After one of the GPS leaders was convicted of grossly abusing his power, the RCA poured resources into reevaluating its GPS guidelines. The results, unveiled last week, show marked progress toward transparency and accountability. Rabbis are required to provide details of the process in advance; prospective converts are provided guidance beyond their rabbi’s control; complaints are taken seriously and investigated.

In the end, though, the proof will be in the implementation. Will the guidelines be enforced? Will rabbis be held accountable for failing to follow the rules? Slavish adherence to rules creates an unwieldy bureaucracy. Abandonment of the rules creates a Wild West situation.

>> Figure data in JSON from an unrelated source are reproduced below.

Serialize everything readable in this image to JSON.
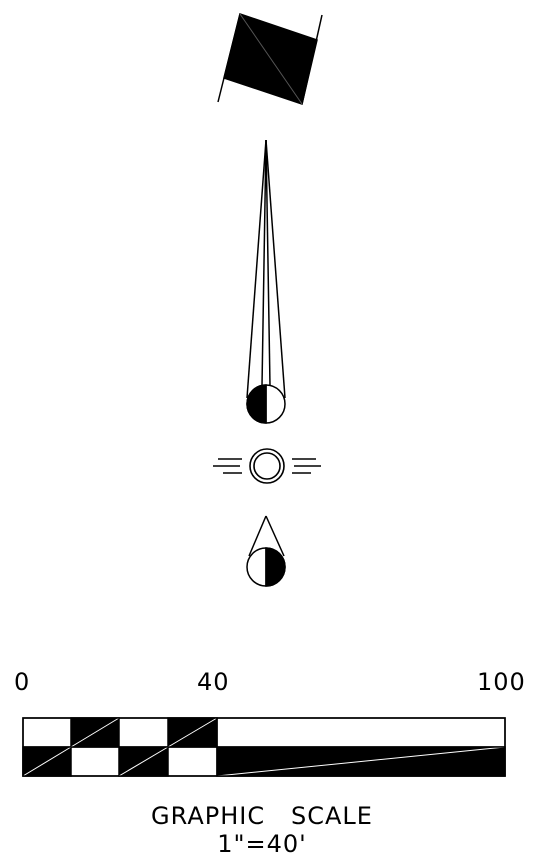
{
  "symbols": {
    "north_arrow_icon": "north-arrow-icon",
    "sun_icon": "sun-icon",
    "moon_icon": "half-moon-icon",
    "wind_icon": "wind-icon"
  },
  "scale": {
    "tick_labels": [
      "0",
      "40",
      "100"
    ],
    "title": "GRAPHIC   SCALE",
    "ratio": "1\"=40'"
  },
  "colors": {
    "ink": "#000000",
    "paper": "#ffffff"
  }
}
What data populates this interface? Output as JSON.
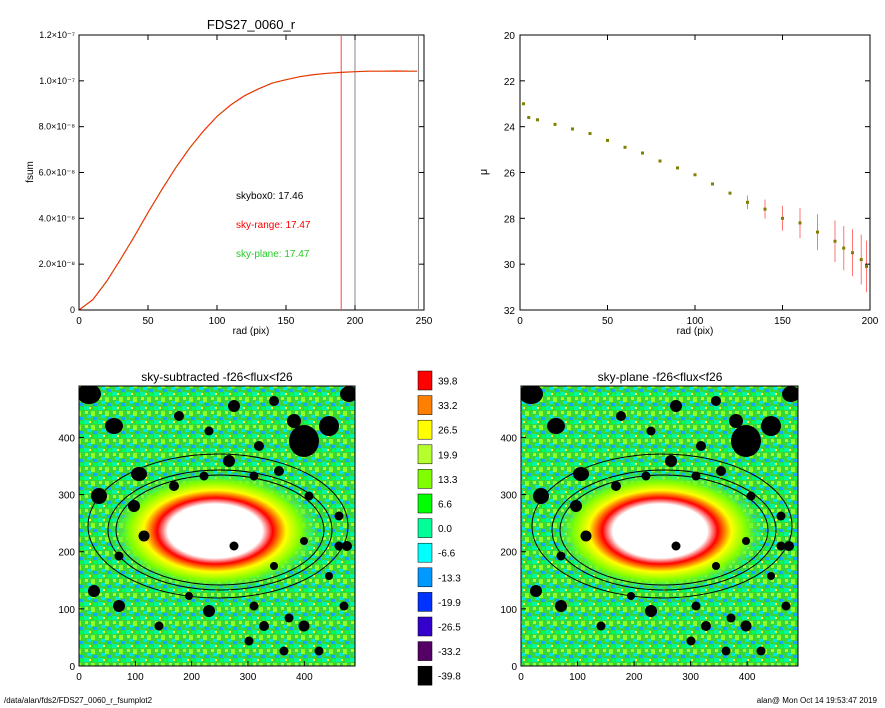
{
  "charts": {
    "cog": {
      "title": "FDS27_0060_r",
      "xlabel": "rad (pix)",
      "ylabel": "fsum",
      "annotations": [
        {
          "text": "skybox0: 17.46",
          "color": "#000000"
        },
        {
          "text": "sky-range: 17.47",
          "color": "#ff0000"
        },
        {
          "text": "sky-plane: 17.47",
          "color": "#00cc00"
        }
      ]
    },
    "profile": {
      "title": "",
      "xlabel": "rad (pix)",
      "ylabel": "μ"
    },
    "map_left": {
      "title": "sky-subtracted -f26<flux<f26"
    },
    "map_right": {
      "title": "sky-plane -f26<flux<f26"
    }
  },
  "chart_data": [
    {
      "type": "line",
      "title": "FDS27_0060_r",
      "xlabel": "rad (pix)",
      "ylabel": "fsum",
      "xlim": [
        0,
        250
      ],
      "ylim": [
        0,
        1.2e-07
      ],
      "xticks": [
        "0",
        "50",
        "100",
        "150",
        "200",
        "250"
      ],
      "yticks": [
        "0",
        "2.0×10⁻⁸",
        "4.0×10⁻⁸",
        "6.0×10⁻⁸",
        "8.0×10⁻⁸",
        "1.0×10⁻⁷",
        "1.2×10⁻⁷"
      ],
      "ytick_values": [
        0,
        2e-08,
        4e-08,
        6e-08,
        8e-08,
        1e-07,
        1.2e-07
      ],
      "series": [
        {
          "color": "#ff2200",
          "x": [
            0,
            10,
            20,
            30,
            40,
            50,
            60,
            70,
            80,
            90,
            100,
            110,
            120,
            130,
            140,
            150,
            160,
            170,
            180,
            190,
            200,
            210,
            220,
            230,
            240,
            245
          ],
          "y": [
            0,
            4.5e-09,
            1.25e-08,
            2.2e-08,
            3.2e-08,
            4.25e-08,
            5.25e-08,
            6.2e-08,
            7.05e-08,
            7.8e-08,
            8.45e-08,
            8.95e-08,
            9.35e-08,
            9.65e-08,
            9.9e-08,
            1.005e-07,
            1.018e-07,
            1.027e-07,
            1.033e-07,
            1.037e-07,
            1.04e-07,
            1.042e-07,
            1.042e-07,
            1.043e-07,
            1.042e-07,
            1.042e-07
          ]
        }
      ],
      "vlines": [
        {
          "x": 190,
          "color": "#ff4444"
        },
        {
          "x": 200,
          "color": "#888888"
        },
        {
          "x": 246,
          "color": "#888888"
        }
      ]
    },
    {
      "type": "scatter",
      "xlabel": "rad (pix)",
      "ylabel": "μ",
      "xlim": [
        0,
        200
      ],
      "ylim": [
        20,
        32
      ],
      "y_inverted": true,
      "xticks": [
        "0",
        "50",
        "100",
        "150",
        "200"
      ],
      "yticks": [
        "20",
        "22",
        "24",
        "26",
        "28",
        "30",
        "32"
      ],
      "series": [
        {
          "color": "#808000",
          "x": [
            2,
            5,
            10,
            20,
            30,
            40,
            50,
            60,
            70,
            80,
            90,
            100,
            110,
            120,
            130,
            140,
            150,
            160,
            170,
            180,
            185,
            190,
            195,
            198
          ],
          "y": [
            23.0,
            23.6,
            23.7,
            23.9,
            24.1,
            24.3,
            24.6,
            24.9,
            25.15,
            25.5,
            25.8,
            26.1,
            26.5,
            26.9,
            27.3,
            27.6,
            28.0,
            28.2,
            28.6,
            29.0,
            29.3,
            29.5,
            29.8,
            30.1
          ]
        }
      ]
    },
    {
      "type": "heatmap",
      "title": "sky-subtracted -f26<flux<f26",
      "xlim": [
        0,
        490
      ],
      "ylim": [
        0,
        490
      ],
      "xticks": [
        "0",
        "100",
        "200",
        "300",
        "400"
      ],
      "yticks": [
        "0",
        "100",
        "200",
        "300",
        "400"
      ]
    },
    {
      "type": "heatmap",
      "title": "sky-plane -f26<flux<f26",
      "xlim": [
        0,
        490
      ],
      "ylim": [
        0,
        490
      ],
      "xticks": [
        "0",
        "100",
        "200",
        "300",
        "400"
      ],
      "yticks": [
        "0",
        "100",
        "200",
        "300",
        "400"
      ]
    }
  ],
  "colorbar": {
    "labels": [
      "39.8",
      "33.2",
      "26.5",
      "19.9",
      "13.3",
      "6.6",
      "0.0",
      "-6.6",
      "-13.3",
      "-19.9",
      "-26.5",
      "-33.2",
      "-39.8"
    ],
    "colors": [
      "#ff0000",
      "#ff7f00",
      "#ffff00",
      "#b5ff2f",
      "#80ff00",
      "#00ff00",
      "#00ff99",
      "#00ffff",
      "#0099ff",
      "#0033ff",
      "#3300cc",
      "#550066",
      "#000000"
    ]
  },
  "footer": {
    "path": "/data/alan/fds2/FDS27_0060_r_fsumplot2",
    "stamp": "alan@  Mon Oct 14 19:53:47 2019"
  }
}
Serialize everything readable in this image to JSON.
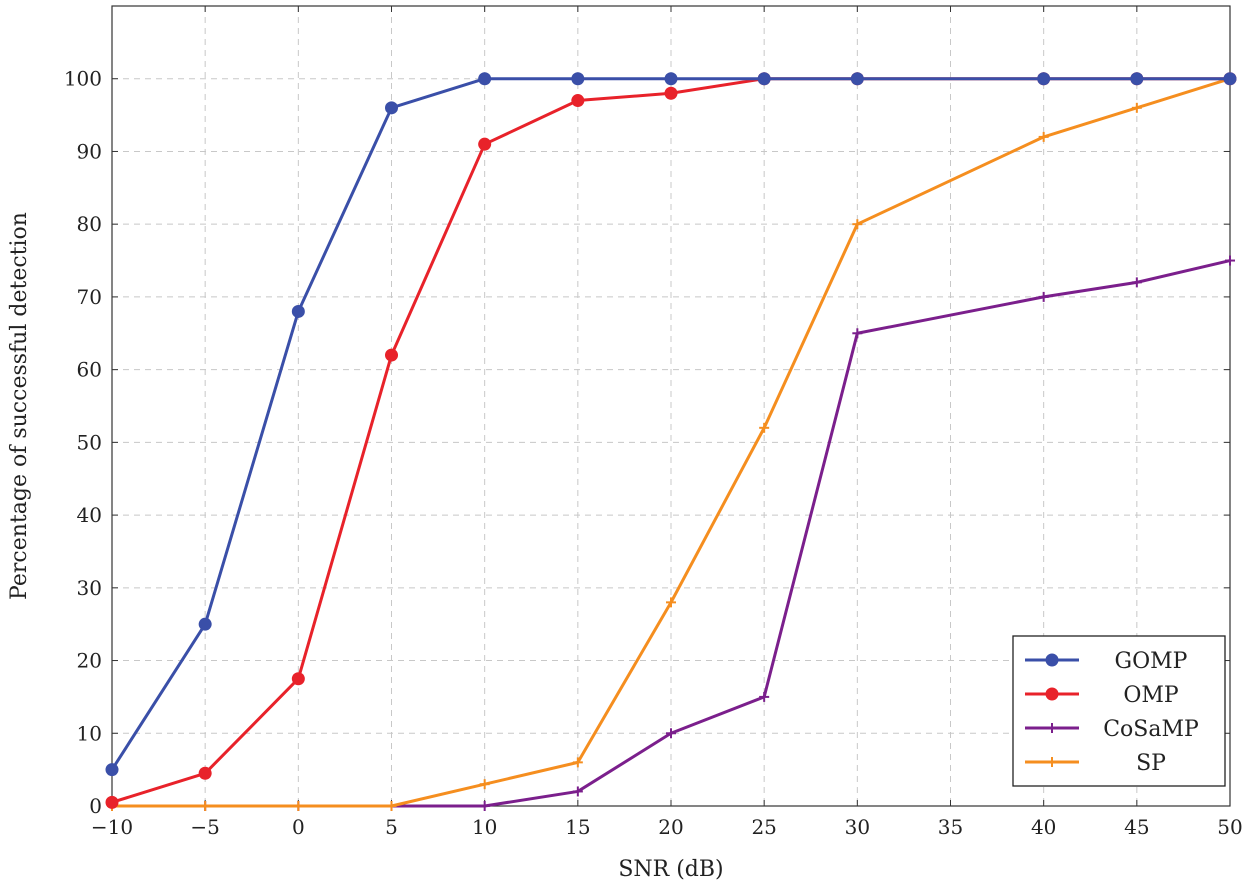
{
  "chart_data": {
    "type": "line",
    "title": "",
    "xlabel": "SNR (dB)",
    "ylabel": "Percentage of successful detection",
    "xlim": [
      -10,
      50
    ],
    "ylim": [
      0,
      110
    ],
    "x_ticks": [
      -10,
      -5,
      0,
      5,
      10,
      15,
      20,
      25,
      30,
      35,
      40,
      45,
      50
    ],
    "x_tick_labels": [
      "−10",
      "−5",
      "0",
      "5",
      "10",
      "15",
      "20",
      "25",
      "30",
      "35",
      "40",
      "45",
      "50"
    ],
    "y_ticks": [
      0,
      10,
      20,
      30,
      40,
      50,
      60,
      70,
      80,
      90,
      100
    ],
    "y_tick_labels": [
      "0",
      "10",
      "20",
      "30",
      "40",
      "50",
      "60",
      "70",
      "80",
      "90",
      "100"
    ],
    "grid": true,
    "legend_position": "bottom-right",
    "series": [
      {
        "name": "GOMP",
        "color": "#3a4fa8",
        "marker": "circle",
        "x": [
          -10,
          -5,
          0,
          5,
          10,
          15,
          20,
          25,
          30,
          40,
          45,
          50
        ],
        "y": [
          5,
          25,
          68,
          96,
          100,
          100,
          100,
          100,
          100,
          100,
          100,
          100
        ]
      },
      {
        "name": "OMP",
        "color": "#e8222a",
        "marker": "circle",
        "x": [
          -10,
          -5,
          0,
          5,
          10,
          15,
          20,
          25,
          30,
          40,
          45,
          50
        ],
        "y": [
          0.5,
          4.5,
          17.5,
          62,
          91,
          97,
          98,
          100,
          100,
          100,
          100,
          100
        ]
      },
      {
        "name": "CoSaMP",
        "color": "#7b1f8c",
        "marker": "plus",
        "x": [
          -10,
          -5,
          0,
          5,
          10,
          15,
          20,
          25,
          30,
          40,
          45,
          50
        ],
        "y": [
          0,
          0,
          0,
          0,
          0,
          2,
          10,
          15,
          65,
          70,
          72,
          75
        ]
      },
      {
        "name": "SP",
        "color": "#f58e1f",
        "marker": "plus",
        "x": [
          -10,
          -5,
          0,
          5,
          10,
          15,
          20,
          25,
          30,
          40,
          45,
          50
        ],
        "y": [
          0,
          0,
          0,
          0,
          3,
          6,
          28,
          52,
          80,
          92,
          96,
          100
        ]
      }
    ]
  }
}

The new guidelines have not yet been formally adopted and the details of accountability have yet to be determined. Additionally, details of past failures are being suppressed due to pending lawsuits. Will anyone be held accountable for the past scandal, if it is determined that it was mishandled?

Our communal institutions need to learn from the RCA’s current efforts. Transparency and accountability are difficult to implement because they require relinquishing managerial freedom. But if our community is to have the leadership it deserves, it needs to demand transparency and accountability.